At last William was clothed in the nightgown and nightcap and lying in the bed ready for little Red Riding-Hood's entrance. The combined effect of the rug and the head and the thought of Cuthbert had made him hotter and crosser than he ever remembered having felt before. He was conscious of a wild and unreasoning indignation against the world in general. Then Joan entered and began to pipe monotonously:
 
"Dear grandmamma, I've come with all quickness
To comfort you and sooth your bed of sickness,
Here are some little dainties I have brought
To show you how we cherish you in our thought."
Here William wearily rose from his bed and made an unconvincing spring in her direction.
 
But on to the stage leapt Cuthbert once more, the vision in blue and white with golden curls shining and sword again drawn.
 
"Ha! evil beast——"
 
It was too much for William. The heat and discomfort of his attire, the sight of the hated Cuthbert already about to embrace his Joan, goaded him to temporary madness. With a furious gesture he burst the pins which attached the dining-room hearth-rug to his person and freed his arms. He tore off the white nightgown. He sprang at the petrified Cuthbert—a small wild figure in a jersey suit and a wolf's head.

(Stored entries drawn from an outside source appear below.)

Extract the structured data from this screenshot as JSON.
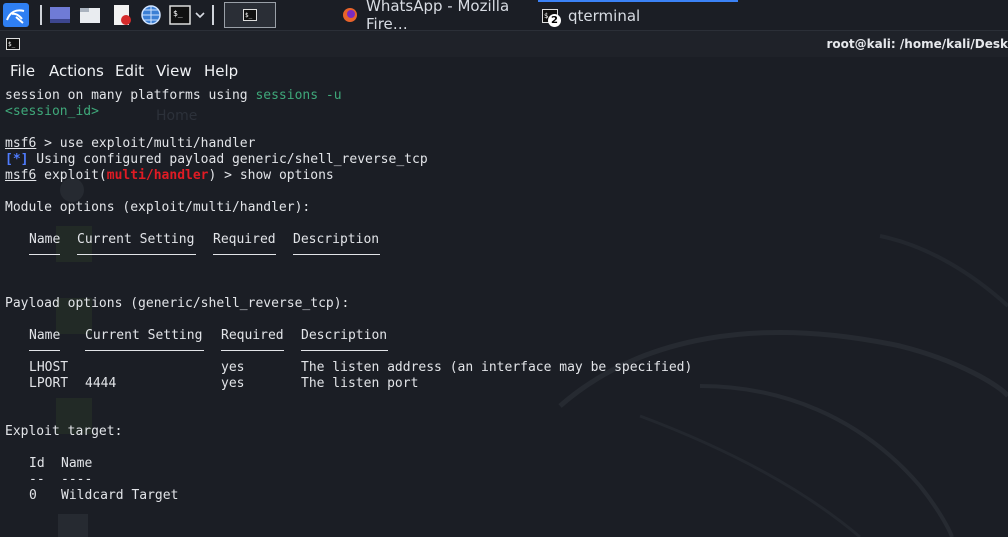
{
  "taskbar": {
    "whatsapp_title": "WhatsApp - Mozilla Fire…",
    "qterminal_title": "qterminal",
    "qterminal_badge": "2",
    "terminal_button_glyph": "$_"
  },
  "window": {
    "title": "root@kali: /home/kali/Desk"
  },
  "menu": {
    "file": "File",
    "actions": "Actions",
    "edit": "Edit",
    "view": "View",
    "help": "Help"
  },
  "desktop_ghost": {
    "home": "Home"
  },
  "terminal": {
    "l1_a": "session on many platforms using ",
    "l1_b": "sessions -u",
    "l2": "<session_id>",
    "prompt": "msf6",
    "l4_rest": " > use exploit/multi/handler",
    "l5_tag": "[*]",
    "l5_rest": " Using configured payload generic/shell_reverse_tcp",
    "l6_mid": " exploit(",
    "l6_module": "multi/handler",
    "l6_rest": ") > show options",
    "module_options_title": "Module options (exploit/multi/handler):",
    "module_headers": [
      "Name",
      "Current Setting",
      "Required",
      "Description"
    ],
    "payload_options_title": "Payload options (generic/shell_reverse_tcp):",
    "payload_headers": [
      "Name",
      "Current Setting",
      "Required",
      "Description"
    ],
    "payload_rows": [
      {
        "name": "LHOST",
        "setting": "",
        "required": "yes",
        "description": "The listen address (an interface may be specified)"
      },
      {
        "name": "LPORT",
        "setting": "4444",
        "required": "yes",
        "description": "The listen port"
      }
    ],
    "exploit_target_title": "Exploit target:",
    "target_headers": [
      "Id",
      "Name"
    ],
    "target_dashes": [
      "--",
      "----"
    ],
    "target_rows": [
      {
        "id": "0",
        "name": "Wildcard Target"
      }
    ]
  },
  "colors": {
    "accent": "#3b82f6",
    "prompt_red": "#e01b24",
    "info_blue": "#4f7cff",
    "cyan": "#3fa87a"
  }
}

Mrs. de Vere Carter had filled Red Riding-Hood's basket with packages of simple groceries, which included, among other things, a paper bag of flour and a jar of jam.
 
William seized these wildly and hurled handfuls of flour at the prostrate, screaming Cuthbert. The stage was suddenly pandemonium. The other small actors promptly joined the battle. The prompter was too panic-stricken to lower the curtain. The air was white with clouds of flour. The victim scrambled to his feet and fled, a ghost-like figure, round the table.
 
"Take him off me," he yelled. "Take him off me. Take William off me." His wailing was deafening.
 
The next second he was on the floor, with William on top of him. William now varied the proceedings by emptying the jar of jam on to Cuthbert's face and hair.
 
They were separated at last by the prompter and stage manager, while the audience rose and cheered hysterically. But louder than the cheering rose the sound of Cuthbert's lamentation.
 
"He'th a nathty, rough boy! He puthed me down. He'th methed my nith clotheth. Boo-hoo!"
 
Mrs. de Vere Carter was inarticulate.
 
"That boy ... that boy ... that boy!" was all she could say.
 
William was hurried away by his family before she could regain speech.
 
"You've disgraced us publicly," said Mrs. Brown plaintively. "I thought you must have gone mad. People will never forget it. I might have known...."
 
When pressed for an explanation William would only say:
 
"Well, I felt hot. I felt awful hot, an' I di'n't like Cuthbert."
 
He appeared to think this sufficient explanation, though he was fully prepared for the want of sympathy displayed by his family.
 
"Well," he said firmly, "I'd just like to see you do it, I'd just like to see you be in the head and that ole rug an' have to say stupid things an'—an' see folks you don't like, an' I bet you'd do something."
 
But he felt that public feeling was against him, and relapsed sadly into silence. From the darkness in front of them came the sound of Cuthbert's wailing as Mrs. Clive led her two charges home.
 
"Poor little Cuthbert!" said Mrs. Brown. "If I were Joan, I don't think I'd ever speak to you again."
 
"Huh!" ejaculated William scornfully.
 
But at William's gate a small figure slipped out from the darkness and two little arms crept round William's neck.
 
"Oh, William," she whispered, "he's going to-morrow, and I am glad. Isn't he a softie? Oh, William, I do love you, you do such 'citing things!"